Over the Meadow and Through the Snow....

Ironically a winter memory comes to mind whenever I hear the opening lyric of Nat King Cole's "That Sunday That Summer". It begins...If I had to choose just one day, to live my whole life through…For me, it would surely be that snowy winter’s eve in 1977, when I was 15 years old.

That Saturday I planned to spend the evening at the home of my best friend who lived on the other side of town. I shoved my feet into my sorrels, shrugged into my duffle coat and looked out the kitchen window. Fluffy snowflakes as big as quarters floated down from the sky, settling gently onto the unblemished drifts that covered our backyard. 


On tiptoe, I rummaged through the front closet shelf and found what I needed.  With a scarf looped around my neck, my toque pulled firmly over my ears, and mitten cuffs tucked into my coat sleeves I was ready to face mother nature.

I stepped out of the house, filled my lungs with prickling winter air and headed towards my goal at a brisk pace.  Along the hard pack on the roadside, snow squeaked in protest with each crenelated boot print I left in my wake.  The surrounding neighbourhood was silent and few cars drove past.  As I neared the bright and noisy downtown, I realized I didn’t want to spoil the peace and quiet. I decided to detour across the railway lines that ran parallel to Front Street. On the other side of the tracks lay a large open area, a little bigger than a football field. Beyond that, a gentle slope led to a smattering of houses, one of which belonged to my friend.

I crossed the tracks and slipped into the darkness, my breath fogging the air in front of me. Guided by moonlight, I wadded ankle deep through the white expanse. All was quiet save the swish of loose powder around my ankles and the crunch of my boots compressing the snow beneath me. I alternated between feeling the frosty air on my face, to snuggling my cheeks and chin into my scarf where my warm breath formed and then melt tiny crystals in the damp wool.

When I came to the middle of the field, I stopped and took off  my mittens.  My heated hands welcomed the cool air while I closed my eyes and turned my face heavenward. Thick flakes melted on my cheeks and tickled my eyelashes. I couldn’t resist and opened my mouth, chasing snowflakes onto my tongue. Over my shoulder I could see the narrow trail I had made, leading back into the darkness.

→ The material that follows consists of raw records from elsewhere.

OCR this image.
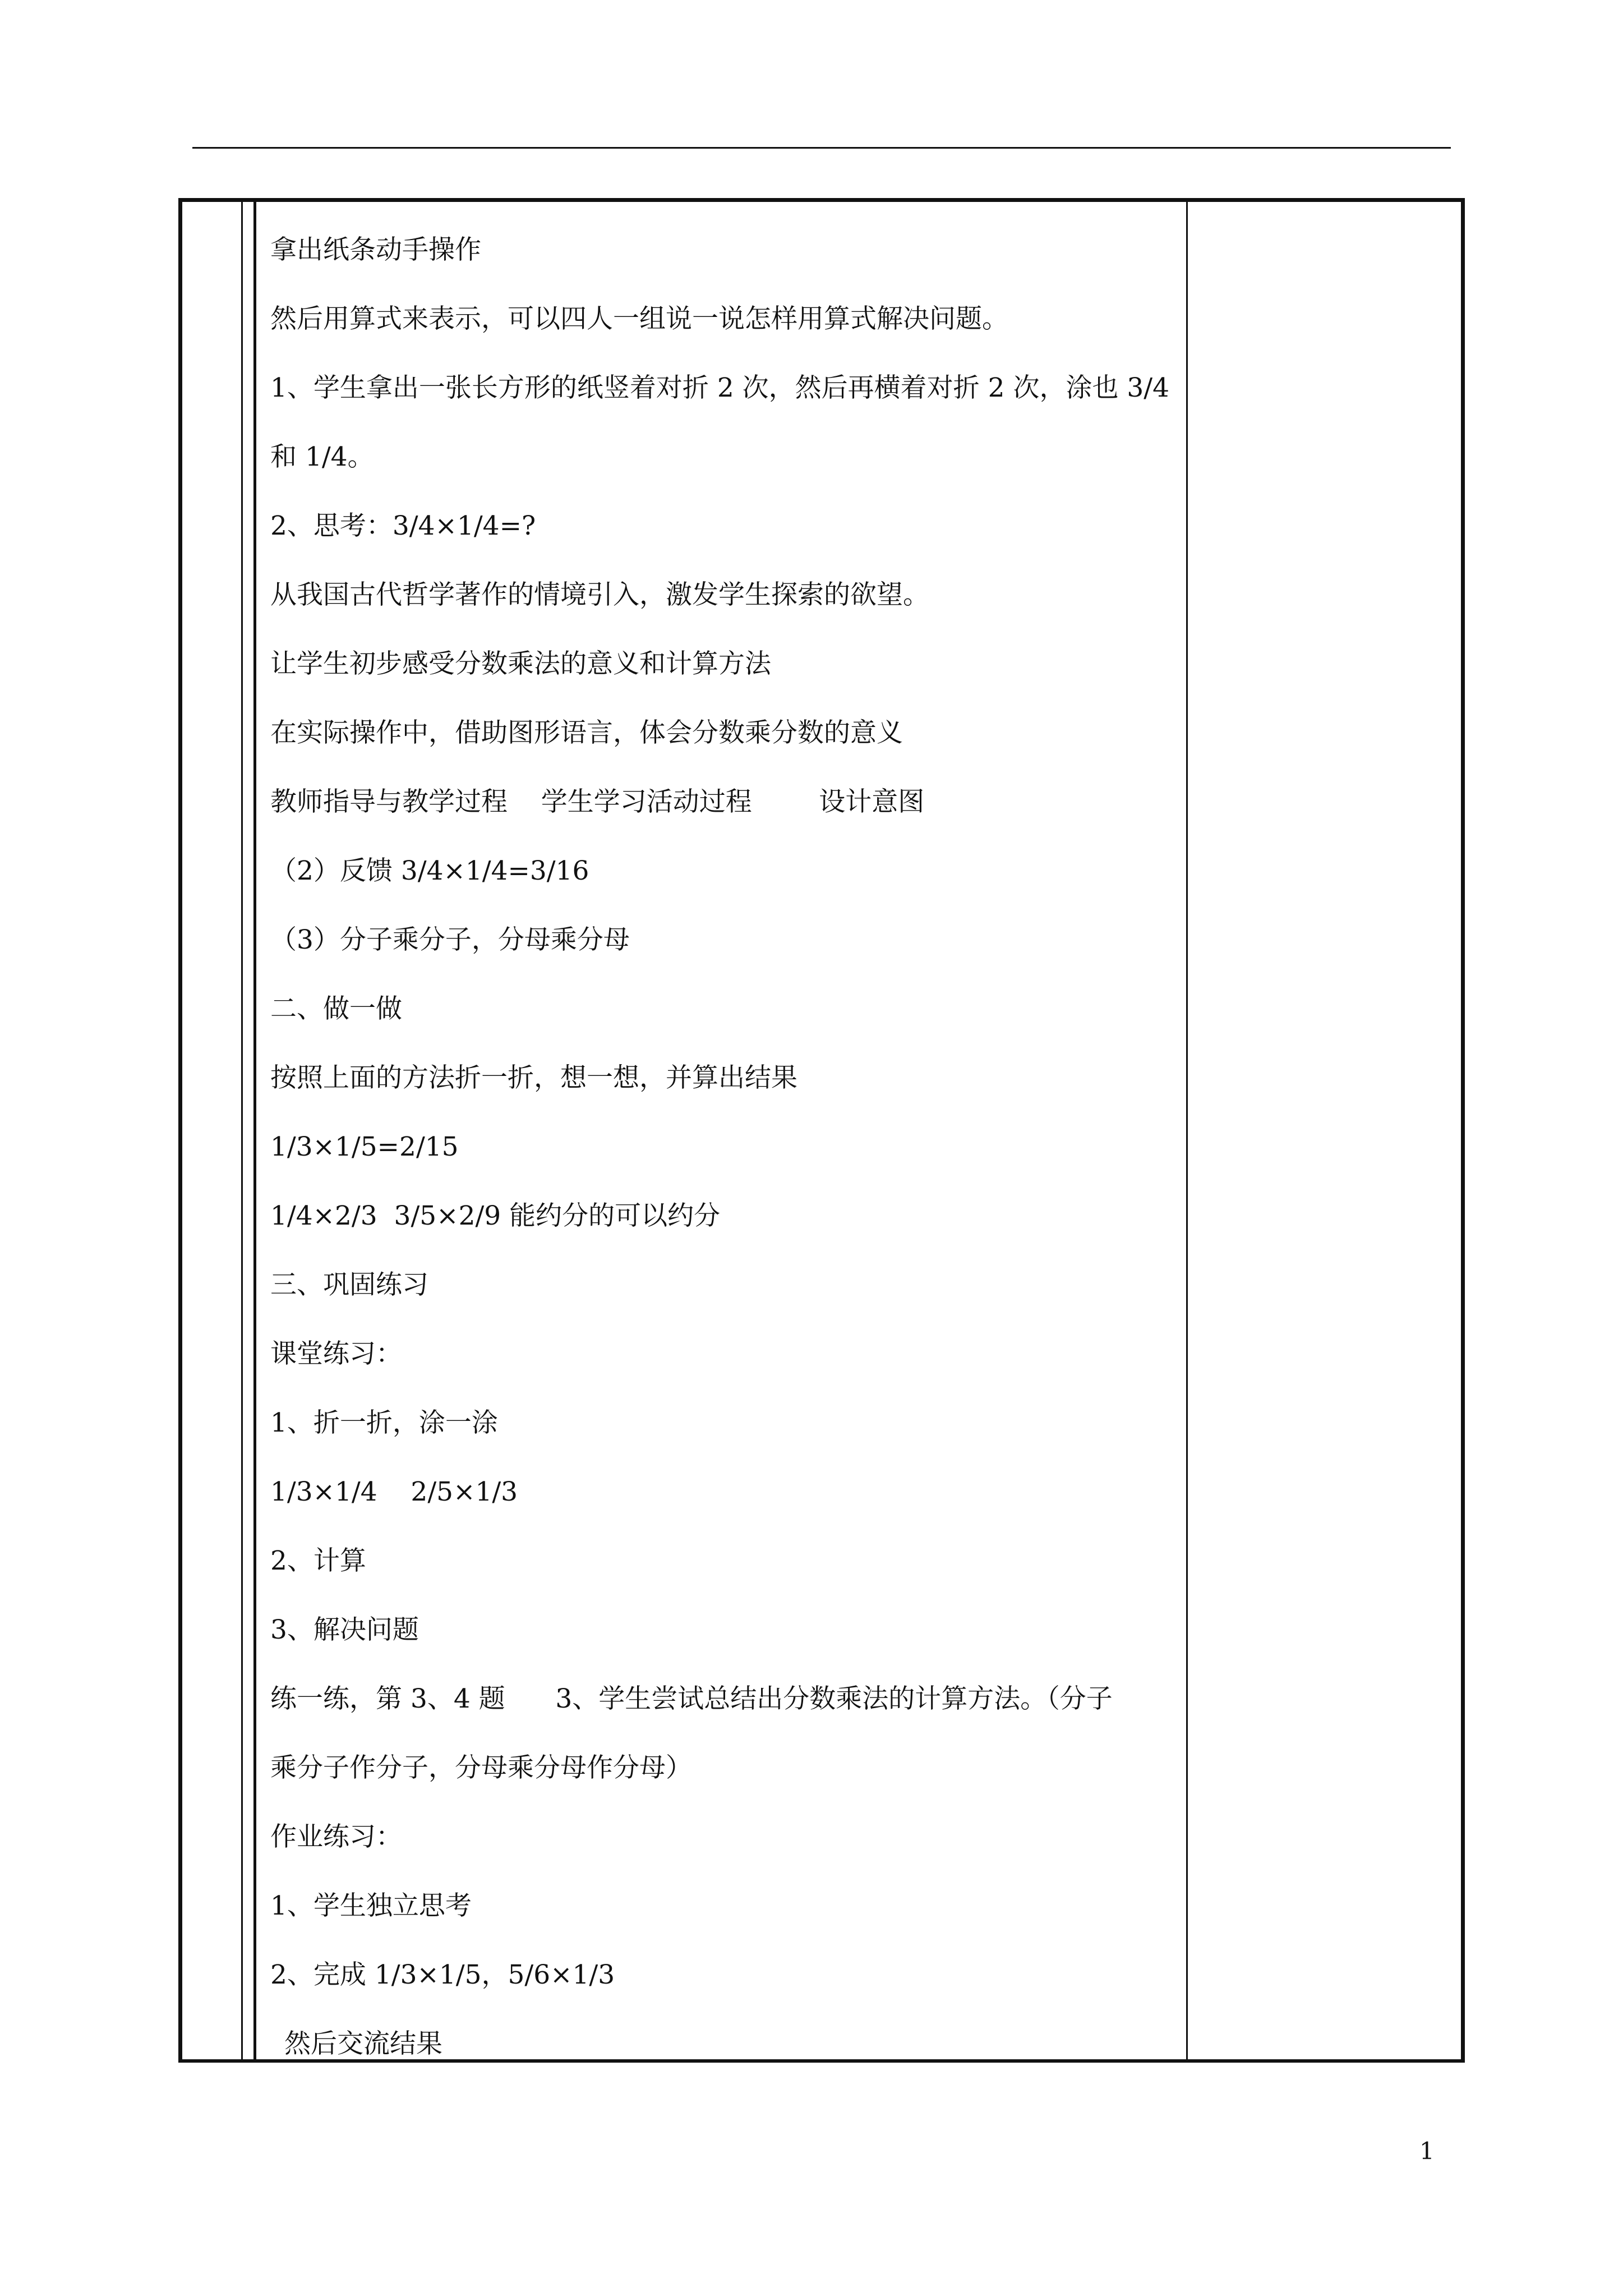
拿出纸条动手操作
然后用算式来表示，可以四人一组说一说怎样用算式解决问题。
1、学生拿出一张长方形的纸竖着对折 2 次，然后再横着对折 2 次，涂也 3/4
和 1/4。
2、思考：3/4×1/4=?
从我国古代哲学著作的情境引入，激发学生探索的欲望。
让学生初步感受分数乘法的意义和计算方法
在实际操作中，借助图形语言，体会分数乘分数的意义
教师指导与教学过程    学生学习活动过程        设计意图
（2）反馈 3/4×1/4=3/16
（3）分子乘分子，分母乘分母
二、做一做
按照上面的方法折一折，想一想，并算出结果
1/3×1/5=2/15
1/4×2/3  3/5×2/9 能约分的可以约分
三、巩固练习
课堂练习：
1、折一折，涂一涂
1/3×1/4    2/5×1/3
2、计算
3、解决问题
练一练，第 3、4 题      3、学生尝试总结出分数乘法的计算方法。（分子
乘分子作分子，分母乘分母作分母）
作业练习：
1、学生独立思考
2、完成 1/3×1/5，5/6×1/3
然后交流结果
1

It was the only thing marring the pristine swath of white behind me and I felt like I was the only one on earth. A feeling of immense joy and serenity  seeped into my soul. I continued on, a smile on my face and warmth in my heart.

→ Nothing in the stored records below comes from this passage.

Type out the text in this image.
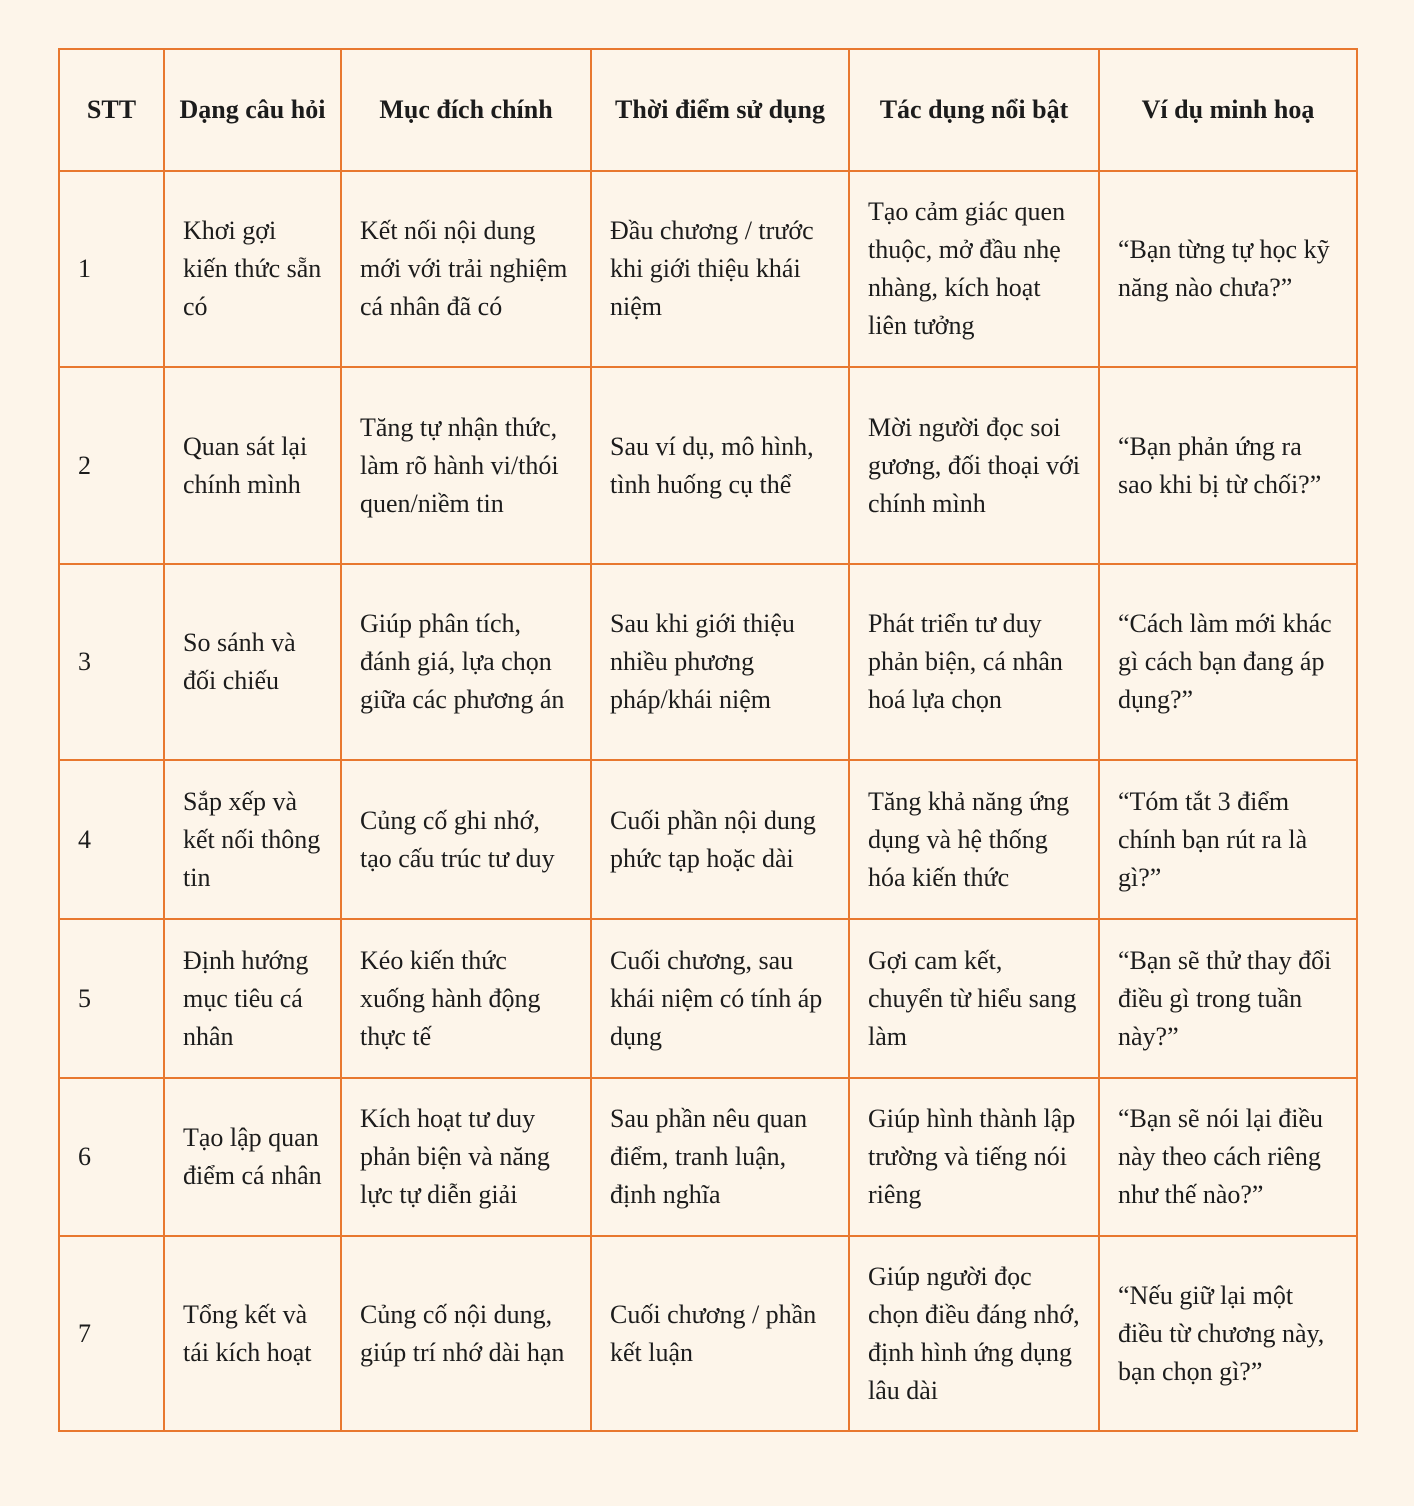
STT	Dạng câu hỏi	Mục đích chính	Thời điểm sử dụng	Tác dụng nổi bật	Ví dụ minh hoạ
1	Khơi gợi kiến thức sẵn có	Kết nối nội dung mới với trải nghiệm cá nhân đã có	Đầu chương / trước khi giới thiệu khái niệm	Tạo cảm giác quen thuộc, mở đầu nhẹ nhàng, kích hoạt liên tưởng	“Bạn từng tự học kỹ năng nào chưa?”
2	Quan sát lại chính mình	Tăng tự nhận thức, làm rõ hành vi/thói quen/niềm tin	Sau ví dụ, mô hình, tình huống cụ thể	Mời người đọc soi gương, đối thoại với chính mình	“Bạn phản ứng ra sao khi bị từ chối?”
3	So sánh và đối chiếu	Giúp phân tích, đánh giá, lựa chọn giữa các phương án	Sau khi giới thiệu nhiều phương pháp/khái niệm	Phát triển tư duy phản biện, cá nhân hoá lựa chọn	“Cách làm mới khác gì cách bạn đang áp dụng?”
4	Sắp xếp và kết nối thông tin	Củng cố ghi nhớ, tạo cấu trúc tư duy	Cuối phần nội dung phức tạp hoặc dài	Tăng khả năng ứng dụng và hệ thống hóa kiến thức	“Tóm tắt 3 điểm chính bạn rút ra là gì?”
5	Định hướng mục tiêu cá nhân	Kéo kiến thức xuống hành động thực tế	Cuối chương, sau khái niệm có tính áp dụng	Gợi cam kết, chuyển từ hiểu sang làm	“Bạn sẽ thử thay đổi điều gì trong tuần này?”
6	Tạo lập quan điểm cá nhân	Kích hoạt tư duy phản biện và năng lực tự diễn giải	Sau phần nêu quan điểm, tranh luận, định nghĩa	Giúp hình thành lập trường và tiếng nói riêng	“Bạn sẽ nói lại điều này theo cách riêng như thế nào?”
7	Tổng kết và tái kích hoạt	Củng cố nội dung, giúp trí nhớ dài hạn	Cuối chương / phần kết luận	Giúp người đọc chọn điều đáng nhớ, định hình ứng dụng lâu dài	“Nếu giữ lại một điều từ chương này, bạn chọn gì?”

All too soon I was standing in front of Cindy’s door. I looked down at my jeans, now true bell bottoms, stiff with the snow that had first melted, then froze along the trek. Heat radiated out the neck of my coat as I began unraveling my scarf. I raised my hand to knock, and hesitated, fearing my rapping knuckles would break the spell. Catching sight of my rosy cheeked reflection in the window, I smiled. There was still the walk back home.